Recall that the whole legal fight between Maclean‘s magazine and the
Canadian Islamic Congress began when the magazine’s editor refused the CIC’s
demands to prominently publish a lengthy rebuttal to Mark Steyn’s hit-job on
Muslim radicalism. If Maclean’s had the right to say no to the CIC, why
should it have to say yes to a press council?
There is another flaw with the press-council idea: In
coming years, many — perhaps most — of the complaints that can be expected to be
filed under Section 13 of the CHRA will stem from spicy commentary published on
personal web sites, blogs and Facebook pages. Are all of these fleeting
electronic media supposed to join press councils, too — and pay dues, and be
bound by their bureaucratic dictates and forced publication edicts? If Mr.

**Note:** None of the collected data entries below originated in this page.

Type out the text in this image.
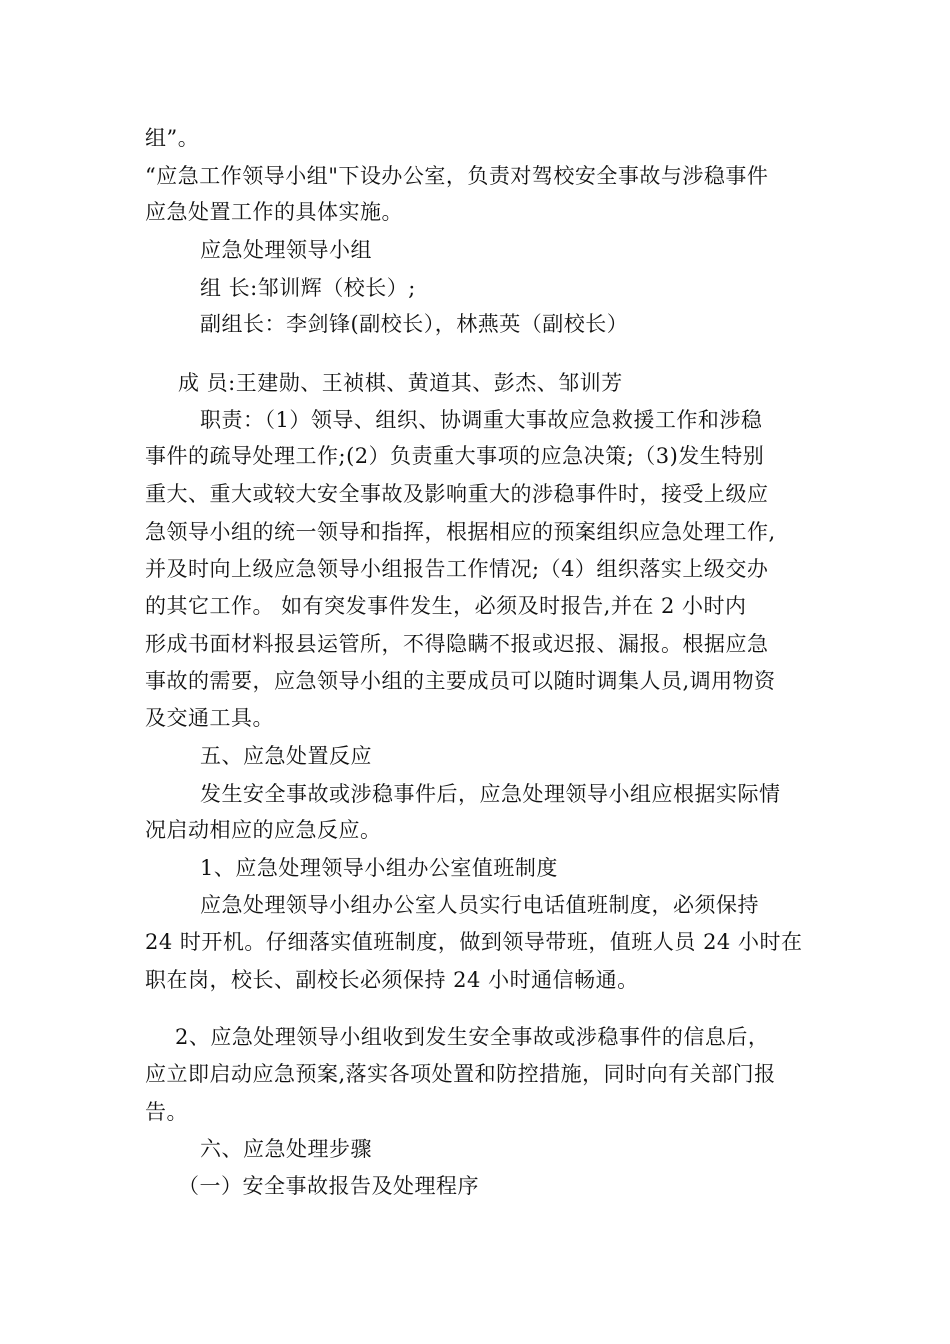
组”。
“应急工作领导小组"下设办公室，负责对驾校安全事故与涉稳事件
应急处置工作的具体实施。
应急处理领导小组
组 长:邹训辉（校长）;
副组长：李剑锋(副校长），林燕英（副校长）
成 员:王建勋、王祯棋、黄道其、彭杰、邹训芳
职责：（1）领导、组织、协调重大事故应急救援工作和涉稳
事件的疏导处理工作;(2）负责重大事项的应急决策;（3)发生特别
重大、重大或较大安全事故及影响重大的涉稳事件时，接受上级应
急领导小组的统一领导和指挥，根据相应的预案组织应急处理工作,
并及时向上级应急领导小组报告工作情况;（4）组织落实上级交办
的其它工作。 如有突发事件发生，必须及时报告,并在 2 小时内
形成书面材料报县运管所，不得隐瞒不报或迟报、漏报。根据应急
事故的需要，应急领导小组的主要成员可以随时调集人员,调用物资
及交通工具。
五、应急处置反应
发生安全事故或涉稳事件后，应急处理领导小组应根据实际情
况启动相应的应急反应。
1、应急处理领导小组办公室值班制度
应急处理领导小组办公室人员实行电话值班制度，必须保持
24 时开机。仔细落实值班制度，做到领导带班，值班人员 24 小时在
职在岗，校长、副校长必须保持 24 小时通信畅通。
2、应急处理领导小组收到发生安全事故或涉稳事件的信息后，
应立即启动应急预案,落实各项处置和防控措施，同时向有关部门报
告。
六、应急处理步骤
（一）安全事故报告及处理程序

Moon’s answer is no (which I suspect it is, since his report makes mention only
of “major publications”) then his press-council idea will be pointless. If the
answer is yes, then it will be completely unworkable.
Upshot: As a law professor, Moon doesn’t seem to have
a perfect grasp on how the media actually works.
(3) Moon’s proposal to strip Canada’s hate-speech law of its Attorney-General sign-off requirement is a bad idea. As I do,
Moon thinks that the best way to regulate truly extreme forms of hate speech is through our criminal law, not our human rights commissions. In this regard, he points to Section 319 of the criminal code, which covers anyone who “willfully promotes hatred against any identifiable group” — but which also notes: “No
proceeding for an offence … shall be instituted without the consent of the Attorney General.”
In Section 4(b) of his report, Moon argues that government should consider doing away with this hurdle, because some fear that
Section 319 prosecutions might be red-lighted “for political reasons.” As I see it, though, the involvement of a politically accountable official is one of the
great virtues of Section 319. It ensures that when a media outlet or pundit gets spuriously prosecuted for hate speech, elected politicians won’t be able to wash
their hands of it.
Which is to say: The government will have to take ownership of the act of censorship, rather than simply hide behind unelected bureaucrats working behind closed doors — as is now the case under Section 13 of the CHRA.
Final upshot: Moon’s basic idea to get rid of Section 13 is admirable. But one wishes that he had stopped there, instead of adding in all sorts of unfortunate ands, buts and howevers.